Children with medical complexity are frequently hospitalized and commonly face difficulties when they are discharged from the hospital. Most of these children and their families have some sort of problem with medications or equipment once they return home from the hospital. What is particularly challenging is that family members who help sort out these problems struggle to know who to call—the hospital or their primary care provider. The hospital-based team is often difficult to reach, and the primary care provider may not know everything about the hospitalization and hence may be unable to answer questions or help solve problems.
In previous work, our team partnered with families of children with medical complexity to develop an intervention to help prevent these difficulties after hospitalization and address issues quickly when they occur.
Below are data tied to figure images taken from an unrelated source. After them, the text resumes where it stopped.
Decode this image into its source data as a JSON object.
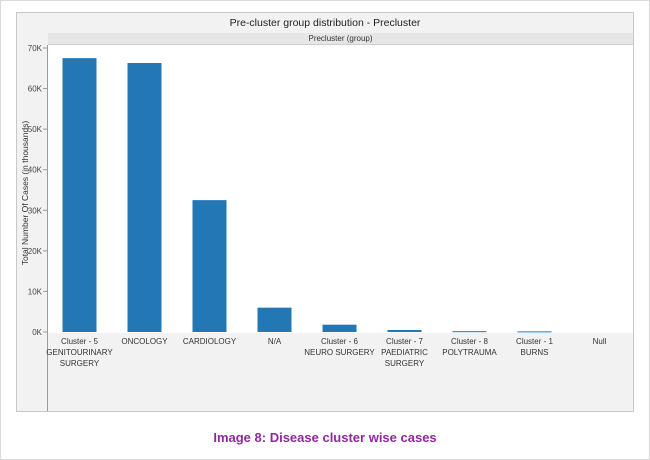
{
  "caption": "Image 8: Disease cluster wise cases",
  "colors": {
    "bar": "#2277b4",
    "panel": "#f2f2f2",
    "caption": "#8e2a9c"
  },
  "chart_data": {
    "type": "bar",
    "title": "Pre-cluster group distribution - Precluster",
    "panel_header": "Precluster (group)",
    "ylabel": "Total Number Of Cases (in thousands)",
    "xlabel": "",
    "ylim": [
      0,
      70000
    ],
    "yticks": [
      {
        "value": 0,
        "label": "0K"
      },
      {
        "value": 10000,
        "label": "10K"
      },
      {
        "value": 20000,
        "label": "20K"
      },
      {
        "value": 30000,
        "label": "30K"
      },
      {
        "value": 40000,
        "label": "40K"
      },
      {
        "value": 50000,
        "label": "50K"
      },
      {
        "value": 60000,
        "label": "60K"
      },
      {
        "value": 70000,
        "label": "70K"
      }
    ],
    "categories": [
      [
        "Cluster - 5",
        "GENITOURINARY",
        "SURGERY"
      ],
      [
        "ONCOLOGY"
      ],
      [
        "CARDIOLOGY"
      ],
      [
        "N/A"
      ],
      [
        "Cluster - 6",
        "NEURO SURGERY"
      ],
      [
        "Cluster - 7",
        "PAEDIATRIC",
        "SURGERY"
      ],
      [
        "Cluster - 8",
        "POLYTRAUMA"
      ],
      [
        "Cluster - 1",
        "BURNS"
      ],
      [
        "Null"
      ]
    ],
    "values": [
      67500,
      66300,
      32500,
      6000,
      1800,
      500,
      200,
      150,
      0
    ],
    "grid": false,
    "legend": "none"
  }
}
The Garnering Effective Telehealth 2 Help Optimize Multidisciplinary team Engagement (GET2HOME) intervention has 3 parts:
1) a pre-discharge telehealth huddle which allows families to speak with both the hospital team and their outpatient care team (physicians, home care nurses, pharmacists) before they leave the hospital,
2) a discharge task tracker which allows families in the hospital to know which tasks are completed and which tasks still need to be completed before discharge, and
3) a post-discharge telehealth huddle which allows families to reconnect with the hospital team and their outpatient care team a few days after discharge.
We have successfully put the GET2HOME intervention into routine care at our hospital. Families, physicians, nurses, and pharmacists rate the intervention positively. However, we do not know if and how the GET2HOME intervention changes outcomes for children with medical complexity. In this trial, children will be assigned at random (through essentially a coin toss) to receive the GET2HOME intervention or standard discharge care. We will compare outcomes after discharge between the two groups. We will compare how often children return to the emergency department or hospital within 30 days of discharge. We will compare family ratings of the discharge experience and if the GET2HOME intervention improved discharge education or families’ knowledge of whom to contact with questions or concerns. We will compare both the quality of life and how long it takes to return to normal baseline status for the children and their families at 7, 30, 60, and 90 days after discharge.
Finally, we will see if children whose families have fewer financial resources at baseline (before hospitalization) may experience the most benefit from the GET2HOME intervention. Our diverse, multidisciplinary team of researchers, families of children with complex chronic disease, doctors, and nurses will meet with an advisory board of general pediatricians, experts in children with complex chronic disease, experts in pediatric research, and representatives from insurance companies. We will use our advisory board’s broad expertise to help us spread the GET2HOME intervention to other hospitals if it is found to be superior to standard care.